Hard to argue with the truth. “Okay, I give you that.”

“Thank you so much,” she muttered.

“But why did you lie to get the job? Why use a fake name?” He cupped his hands around the steaming mug of coffee and watched her.

“Because I wanted to make it on my own.” She sighed and sat back, idly spinning the cup in front of her in slow circles. “Being a Graystone always meant that I had roads paved for me. My parents liked to help my brothers and I along the way until finally, I wanted to get out from under my own name. Prove myself, I guess.”

“To who?”

She looked at him. “Me.”

He could understand and even admire that, Wes realized. Too many people in her position enjoyed using the power of their names to get what they wanted whenever they wanted it. Hell, he saw it all the time in business—even in Royal, where the town’s matriarchs ruled on the strength of tradition and their family’s legacies. The admiration he felt for her irritated hell out of him, because he didn’t want to like anything about her.

She’d lied to him for years. Hidden his child from him deliberately. So he preferred to hold onto the anger simmering quietly in the pit of his stomach. Though he was willing to cut her a break on how she’d gotten a job at his company, there was no excuse for not telling him she was pregnant.

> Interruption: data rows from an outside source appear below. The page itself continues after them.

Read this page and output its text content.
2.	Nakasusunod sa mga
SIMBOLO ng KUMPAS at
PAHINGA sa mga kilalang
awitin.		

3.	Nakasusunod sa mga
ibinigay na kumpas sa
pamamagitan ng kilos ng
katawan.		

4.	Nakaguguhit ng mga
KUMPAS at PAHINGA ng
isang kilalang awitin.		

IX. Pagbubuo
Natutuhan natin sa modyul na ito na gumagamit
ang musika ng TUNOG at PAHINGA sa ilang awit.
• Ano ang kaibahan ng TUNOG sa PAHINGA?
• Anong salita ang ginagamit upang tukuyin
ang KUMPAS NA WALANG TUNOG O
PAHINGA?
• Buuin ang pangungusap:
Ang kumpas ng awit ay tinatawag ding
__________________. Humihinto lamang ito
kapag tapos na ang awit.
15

Holding onto the outrage, he demanded, “When you quit your job and left Texas, you didn’t bother to tell me you were pregnant. Why?”

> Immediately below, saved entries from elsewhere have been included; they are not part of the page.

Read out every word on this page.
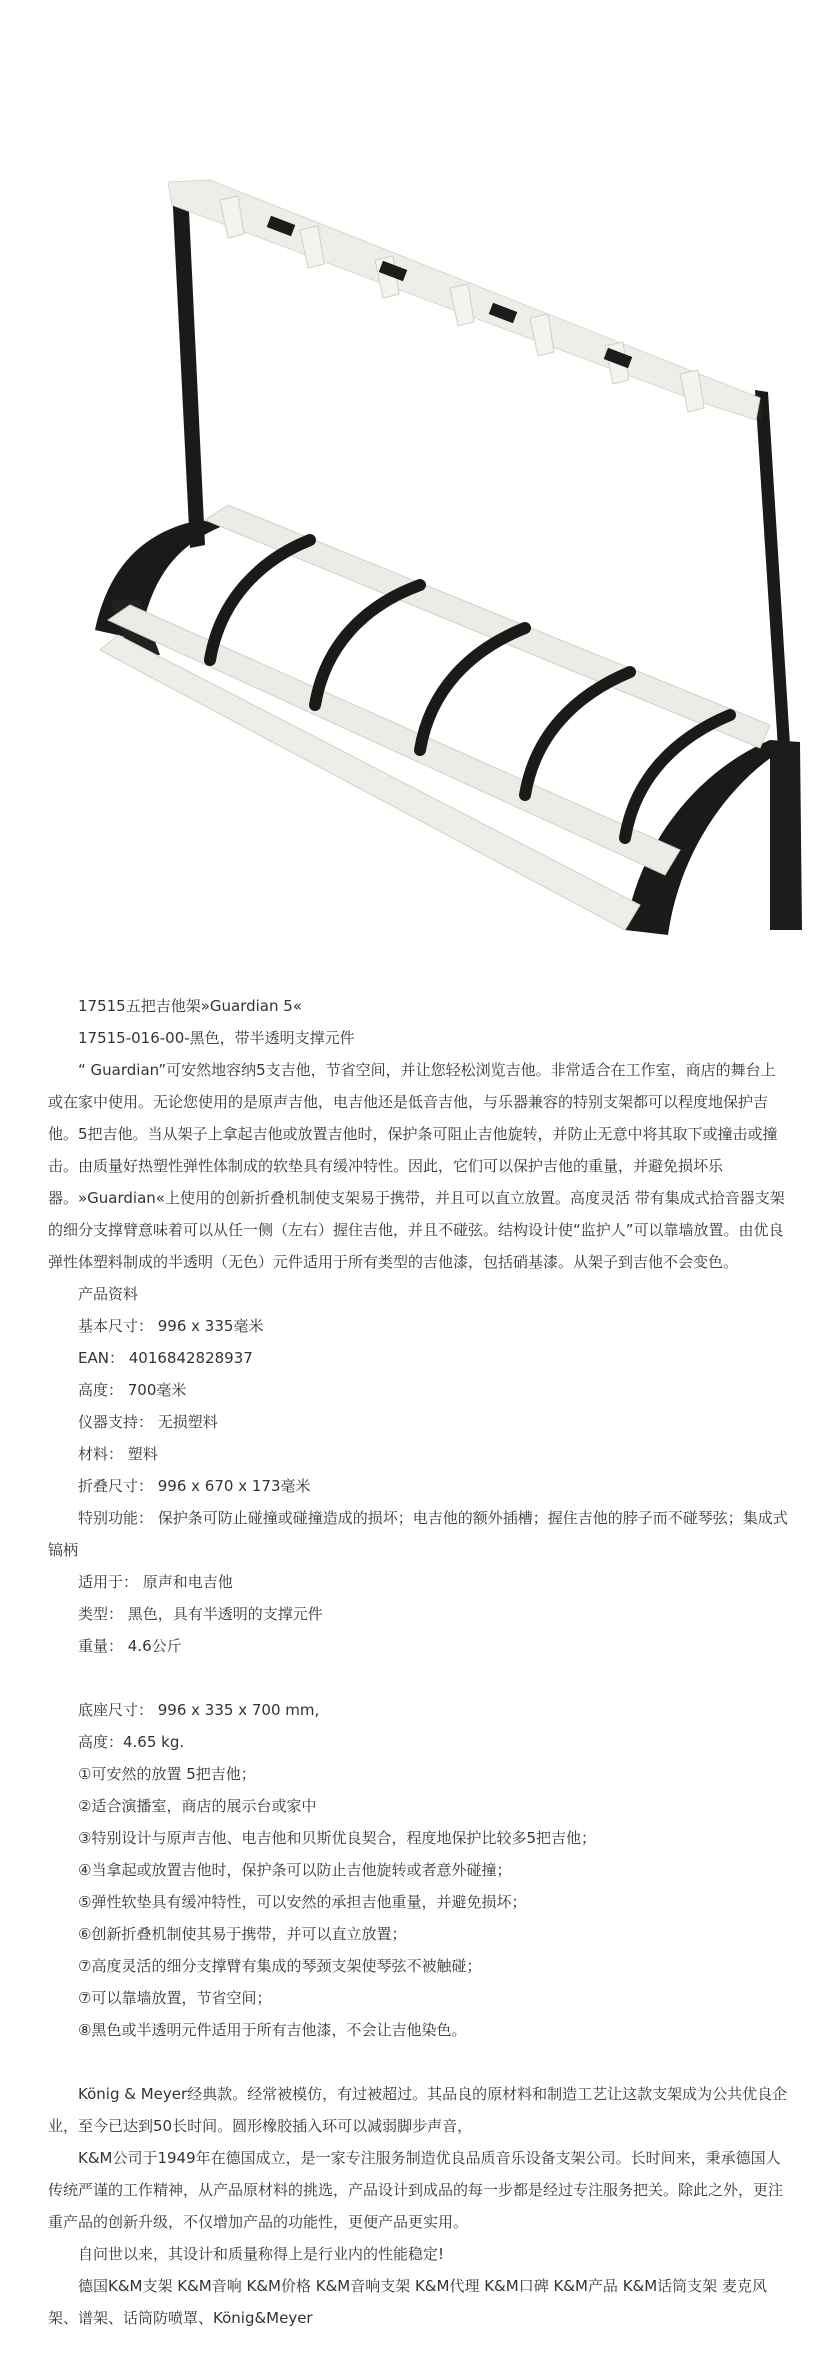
17515五把吉他架»Guardian 5«

17515-016-00-黑色，带半透明支撑元件

“ Guardian”可安然地容纳5支吉他，节省空间，并让您轻松浏览吉他。非常适合在工作室，商店的舞台上或在家中使用。无论您使用的是原声吉他，电吉他还是低音吉他，与乐器兼容的特别支架都可以程度地保护吉他。5把吉他。当从架子上拿起吉他或放置吉他时，保护条可阻止吉他旋转，并防止无意中将其取下或撞击或撞击。由质量好热塑性弹性体制成的软垫具有缓冲特性。因此，它们可以保护吉他的重量，并避免损坏乐器。»Guardian«上使用的创新折叠机制使支架易于携带，并且可以直立放置。高度灵活 带有集成式拾音器支架的细分支撑臂意味着可以从任一侧（左右）握住吉他，并且不碰弦。结构设计使“监护人”可以靠墙放置。由优良弹性体塑料制成的半透明（无色）元件适用于所有类型的吉他漆，包括硝基漆。从架子到吉他不会变色。

产品资料

基本尺寸： 996 x 335毫米

EAN： 4016842828937

高度： 700毫米

仪器支持： 无损塑料

材料： 塑料

折叠尺寸： 996 x 670 x 173毫米

特别功能： 保护条可防止碰撞或碰撞造成的损坏；电吉他的额外插槽；握住吉他的脖子而不碰琴弦；集成式镐柄

适用于： 原声和电吉他

类型： 黑色，具有半透明的支撑元件

重量： 4.6公斤

底座尺寸： 996 x 335 x 700 mm,

高度：4.65 kg.

①可安然的放置 5把吉他；

②适合演播室，商店的展示台或家中

③特别设计与原声吉他、电吉他和贝斯优良契合，程度地保护比较多5把吉他；

④当拿起或放置吉他时，保护条可以防止吉他旋转或者意外碰撞；

⑤弹性软垫具有缓冲特性，可以安然的承担吉他重量，并避免损坏；

⑥创新折叠机制使其易于携带，并可以直立放置；

⑦高度灵活的细分支撑臂有集成的琴颈支架使琴弦不被触碰；

⑦可以靠墙放置，节省空间；

⑧黑色或半透明元件适用于所有吉他漆，不会让吉他染色。

König & Meyer经典款。经常被模仿，有过被超过。其品良的原材料和制造工艺让这款支架成为公共优良企业，至今已达到50长时间。圆形橡胶插入环可以减弱脚步声音，

K&M公司于1949年在德国成立，是一家专注服务制造优良品质音乐设备支架公司。长时间来，秉承德国人传统严谨的工作精神，从产品原材料的挑选，产品设计到成品的每一步都是经过专注服务把关。除此之外，更注重产品的创新升级，不仅增加产品的功能性，更便产品更实用。

自问世以来，其设计和质量称得上是行业内的性能稳定!

德国K&M支架 K&M音响 K&M价格 K&M音响支架 K&M代理 K&M口碑 K&M产品 K&M话筒支架 麦克风架、谱架、话筒防喷罩、König&Meyer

“You know why, Wes,” she said, shaking her head slowly. “We had that what if conversation a few weeks before I found out. Remember?”

“Vaguely.” He seemed to recall that one night she’d talked about the future—what they each wanted. She’d talked about kids. Family.

“You do remember,” she said softly, gaze on his face. “We were in bed, talking, and you told me that I shouldn’t start getting any idea about there being anything permanent between us.”

He scowled as that night and the conversation drifted back into his mind.

“You said you weren’t interested in getting married,” she said, “had no intention of ever being a father, and if that’s what I was looking for, I should just leave.”

It wasn’t easy hearing his own words thrown back at him, especially when they sounded so damn cold. Now that she’d brought it all up again, he remembered lying in the dark, Belle curled against his side, her breath brushing his skin as she wove fantasies he hadn’t wanted to hear about.

He scraped one hand across his face but couldn’t argue with the past. Couldn’t pretend now that he hadn’t meant every word of it. But still, she should have said something.

“So you’re saying it’s my fault you said nothing.”

“No, but you can see why I didn’t rush to confess my pregnancy to a man who’d already told me he had no interest in being a father.” She rubbed the spot between her eyes and sighed a little. “You didn’t want a child. I did.”

“I didn’t want a hypothetical child. You didn’t give me a choice about Caroline.”

“And here we go,” she murmured with a shake of her head, “back on the carousel of never-ending accusations. I say something, you say something and we never really talk, so nothing gets settled. Perfect.”

She had a point. Rehashing old hurts wasn’t going to get him the answers he was most interested in. He wanted to know all about his little girl. “Fine. You want settled? Start talking, I’ll listen. Tell me about Caroline. Was she born deaf?”

“No.” Taking a sip of coffee, she cradled the mug between her palms. “She had normal hearing until the summer she was two.”

Outside, the wind blew snow against the window and it hit the glass with a whispering tap. Wes watched her and saw the play of emotions on her face in the soft glow of the overhead lights. He felt a tightness in his own chest in response as he waited for her to speak.

“We spent a lot of time at the lake that summer, and she eventually got an ear infection.” Her fingers continued to turn the mug in front of her. “Apparently, it was a bad one, but she was so good, hardly cried ever, and I didn’t know anything was wrong with her until she started running a fever.